Table 5.
Distance (dissimilarity) of bound ligands of ten different reference pockets and predictive accuracy using the references in the post-analysis for 2013 Phase 1.
| PDB code | Ligand | Distance of the Ligand to Target Ligand a) | Prediction Results b) | |||||||
|---|---|---|---|---|---|---|---|---|---|---|
| Zernike | SIMCOMP | LS_SHP | LS_CHEM | Babel | AUC | Top4 Acc | Top6 Acc | Top8 Acc | ||
| 1hdc | CBO | 0.698 | 0.727 | 0.0122 | 0.0246 | 0.587 | 0.938 | 0.75 | 1.00 | 1.00 |
| 1lke | DOG | 0.546 | 0.375 | 0.0075 | 0.0133 | 0.287 | 0.417 | 0.25 | 0.25 | 0.25 |
| 2b04 | CHO | 0.678 | 0.459 | 0.0405 | 0.0725 | 0.578 | 0.646 | 0.25 | 0.50 | 0.75 |
| 3a3y | OBN | 0.739 | 0.440 | 0.0131 | 0.0254 | 0.431 | 0.688 | 0.50 | 0.75 | 0.75 |
| 3aqi | CHD | 0.578 | 0.460 | 0.0160 | 0.0286 | 0.687 | 0.875 | 0.75 | 0.75 | 0.75 |
| 4res | BUF | 0.590 | 0.277 | 0.0117 | 0.0203 | 0.863 | 0.312 | 0.25 | 0.25 | 0.25 |
| 4jch | 1KG | 0.568 | 0.650 | 0.0220 | 0.0409 | 0.571 | 0.646 | 0.25 | 0.50 | 0.75 |
| 2q1v | PDN | 0.624 | 0.589 | 0.0197 | 0.0341 | 0.660 | 0.438 | 0.25 | 0.50 | 0.50 |
| 1q23 | FUA | 0.697 | 0.724 | 0.0444 | 0.0884 | 0.553 | 0.604 | 0.50 | 0.50 | 0.50 |
| 3b0w | DGX | 0.519 | 0.517 | 0.0198 | 0.0485 | 0.441 | 0.542 | 0.25 | 0.50 | 0.50 |
a)
Distance (dissimilarity) of the bound ligand in each PDB entry to the actual compound, the derivative of digoxigenin, was computed using five compound comparison methods.
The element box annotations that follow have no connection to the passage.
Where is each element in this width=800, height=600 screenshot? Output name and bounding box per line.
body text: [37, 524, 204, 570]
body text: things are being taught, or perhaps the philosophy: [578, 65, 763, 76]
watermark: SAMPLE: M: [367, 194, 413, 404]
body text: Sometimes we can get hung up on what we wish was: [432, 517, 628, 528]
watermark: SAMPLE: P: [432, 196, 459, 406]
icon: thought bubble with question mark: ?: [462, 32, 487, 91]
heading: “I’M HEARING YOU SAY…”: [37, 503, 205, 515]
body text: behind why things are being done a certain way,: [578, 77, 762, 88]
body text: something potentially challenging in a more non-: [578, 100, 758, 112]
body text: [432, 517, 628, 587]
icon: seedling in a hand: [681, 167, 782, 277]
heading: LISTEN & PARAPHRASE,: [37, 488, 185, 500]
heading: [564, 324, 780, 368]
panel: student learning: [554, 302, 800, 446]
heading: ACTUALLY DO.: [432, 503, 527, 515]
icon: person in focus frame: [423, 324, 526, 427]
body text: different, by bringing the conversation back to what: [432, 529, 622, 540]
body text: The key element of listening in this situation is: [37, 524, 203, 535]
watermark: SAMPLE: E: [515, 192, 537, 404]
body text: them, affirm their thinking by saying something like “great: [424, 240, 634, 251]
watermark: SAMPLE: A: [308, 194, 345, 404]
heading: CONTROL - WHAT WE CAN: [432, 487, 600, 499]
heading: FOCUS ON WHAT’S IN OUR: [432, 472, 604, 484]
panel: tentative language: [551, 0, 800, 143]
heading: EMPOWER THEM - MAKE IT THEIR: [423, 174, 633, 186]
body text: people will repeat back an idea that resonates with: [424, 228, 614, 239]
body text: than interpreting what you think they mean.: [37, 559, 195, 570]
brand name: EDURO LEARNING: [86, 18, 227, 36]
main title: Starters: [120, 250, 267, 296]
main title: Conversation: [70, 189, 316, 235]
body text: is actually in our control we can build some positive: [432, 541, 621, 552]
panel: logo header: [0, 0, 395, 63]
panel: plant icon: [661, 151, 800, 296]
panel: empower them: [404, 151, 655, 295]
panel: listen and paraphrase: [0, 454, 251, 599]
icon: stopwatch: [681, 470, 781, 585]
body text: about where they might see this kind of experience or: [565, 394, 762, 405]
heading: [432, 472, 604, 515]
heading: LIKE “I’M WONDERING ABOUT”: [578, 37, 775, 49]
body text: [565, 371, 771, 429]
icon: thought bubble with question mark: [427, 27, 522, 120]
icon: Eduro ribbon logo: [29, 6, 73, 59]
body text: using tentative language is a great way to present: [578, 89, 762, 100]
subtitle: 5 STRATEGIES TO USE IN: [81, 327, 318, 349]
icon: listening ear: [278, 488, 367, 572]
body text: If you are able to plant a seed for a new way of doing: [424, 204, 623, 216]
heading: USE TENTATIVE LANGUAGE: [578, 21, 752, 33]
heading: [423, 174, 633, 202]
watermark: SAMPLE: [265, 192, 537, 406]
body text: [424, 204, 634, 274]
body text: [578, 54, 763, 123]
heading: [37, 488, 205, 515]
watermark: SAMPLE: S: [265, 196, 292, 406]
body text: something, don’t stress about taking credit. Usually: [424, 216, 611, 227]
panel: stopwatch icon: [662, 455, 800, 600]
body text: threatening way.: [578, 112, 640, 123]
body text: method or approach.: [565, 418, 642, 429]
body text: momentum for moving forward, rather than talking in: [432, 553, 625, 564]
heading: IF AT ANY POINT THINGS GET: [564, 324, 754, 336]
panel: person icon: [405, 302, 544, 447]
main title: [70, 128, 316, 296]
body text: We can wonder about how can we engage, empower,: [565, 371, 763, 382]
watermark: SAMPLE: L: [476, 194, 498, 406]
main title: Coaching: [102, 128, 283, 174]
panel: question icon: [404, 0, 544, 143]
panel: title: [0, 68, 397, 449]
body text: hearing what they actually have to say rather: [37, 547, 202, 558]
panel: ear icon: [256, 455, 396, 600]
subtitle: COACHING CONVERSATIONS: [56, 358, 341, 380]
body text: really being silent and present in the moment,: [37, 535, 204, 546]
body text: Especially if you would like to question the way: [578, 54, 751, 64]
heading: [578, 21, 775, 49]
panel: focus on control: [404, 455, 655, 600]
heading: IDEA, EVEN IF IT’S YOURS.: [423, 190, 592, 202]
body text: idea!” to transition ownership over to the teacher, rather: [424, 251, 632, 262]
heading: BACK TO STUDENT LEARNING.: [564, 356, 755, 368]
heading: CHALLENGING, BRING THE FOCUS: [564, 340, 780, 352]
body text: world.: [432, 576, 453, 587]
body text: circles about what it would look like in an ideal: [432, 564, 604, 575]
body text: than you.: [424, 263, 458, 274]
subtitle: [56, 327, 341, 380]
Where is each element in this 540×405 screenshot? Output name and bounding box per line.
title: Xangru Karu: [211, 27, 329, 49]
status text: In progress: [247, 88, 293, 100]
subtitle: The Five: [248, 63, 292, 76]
For the SIMCOMP score and the Tanimoto Coefficient computed with Babel, the original value was subtracted from 1.0 to make all the distance values consistently smaller for more similar ligands.
b)
AUC, the Area Under the Receiver Operator Characteristic Curve. Top 4, 6, 8 accuracies compute the fraction of the four binding proteins (DIG5, DIG10, DIG18, DIG19) within top ranks.